La riposte de Hanson est rapidement passée du domaine de la diffamation politique à la juridiction de la loi sur la discrimination raciale. Dans une décision initiale de 2024, le juge Angus Stewart a déterminé que la leader de One Nation avait franchi un seuil légal. Il a qualifié sa réponse d'attaque personnelle furieuse empreinte de sentiments anti-musulmans. La directive de déménager a été identifiée comme un trope raciste de longue date qui ciblait implicitement les musulmans, entraînant l'ordre à Hanson de supprimer la publication incriminée et de couvrir les frais de justice de son adversaire.

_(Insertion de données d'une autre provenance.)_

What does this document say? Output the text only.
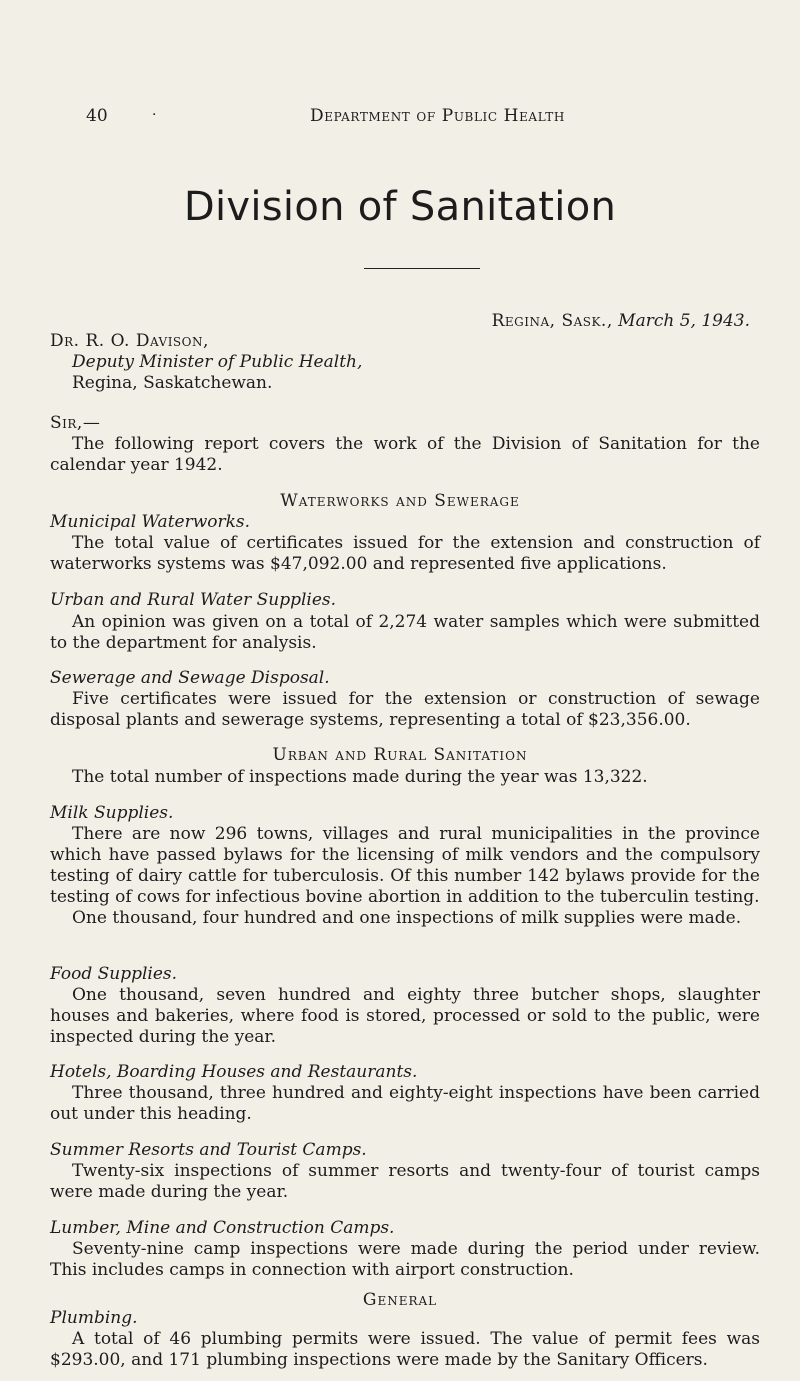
40	·	Department of Public Health
Division of Sanitation
Regina, Sask., March 5, 1943.
Dr. R. O. Davison,
Deputy Minister of Public Health,
Regina, Saskatchewan.
Sir,—

The following report covers the work of the Division of Sanitation for the calendar year 1942.

Waterworks and Sewerage
Municipal Waterworks.

The total value of certificates issued for the extension and construction of waterworks systems was $47,092.00 and represented five applications.

Urban and Rural Water Supplies.

An opinion was given on a total of 2,274 water samples which were submitted to the department for analysis.

Sewerage and Sewage Disposal.

Five certificates were issued for the extension or construction of sewage disposal plants and sewerage systems, representing a total of $23,356.00.

Urban and Rural Sanitation

The total number of inspections made during the year was 13,322.

Milk Supplies.

There are now 296 towns, villages and rural municipalities in the province which have passed bylaws for the licensing of milk vendors and the compulsory testing of dairy cattle for tuberculosis. Of this number 142 bylaws provide for the testing of cows for infectious bovine abortion in addition to the tuberculin testing.

One thousand, four hundred and one inspections of milk supplies were made.

Food Supplies.

One thousand, seven hundred and eighty three butcher shops, slaughter houses and bakeries, where food is stored, processed or sold to the public, were inspected during the year.

Hotels, Boarding Houses and Restaurants.

Three thousand, three hundred and eighty-eight inspections have been carried out under this heading.

Summer Resorts and Tourist Camps.

Twenty-six inspections of summer resorts and twenty-four of tourist camps were made during the year.

Lumber, Mine and Construction Camps.

Seventy-nine camp inspections were made during the period under review. This includes camps in connection with airport construction.

General
Plumbing.

A total of 46 plumbing permits were issued. The value of permit fees was $293.00, and 171 plumbing inspections were made by the Sanitary Officers.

Ne voulant pas accepter la sanction financière et de réputation, Hanson a porté l'affaire devant la Cour fédérale. Sa défense s'est appuyée sur l'argument selon lequel ses commentaires, aussi abrasifs soient-ils, constituaient une communication politique protégée entre représentants élus. C'était une tentative de présenter une insulte de cour de récréation comme une composante vitale du discours démocratique. La juge Melissa Perry n'a pas du tout été convaincue par cette manœuvre constitutionnelle, rejetant l'appel lundi et confirmant le jugement initial.
En dehors de la salle d'audience, Faruqi a présenté le résultat judiciaire comme un triomphe définitif sur le sectarisme. La sénatrice a qualifié la décision de victoire pour quiconque dont la place dans le pays avait été rendue conditionnelle, affirmant que la poursuite des auteurs de racisme était l'objectif principal de son action en justice. Elle a également fermement rejeté l'idée que le discours de haine puisse être protégé par le concept de liberté d'expression. Pendant ce temps, le public australien est laissé à observer un paysage politique où les différences idéologiques sont de plus en plus réglées par des juges plutôt que par des électeurs, et où un bref message en ligne peut entraîner une épreuve juridique de plusieurs années.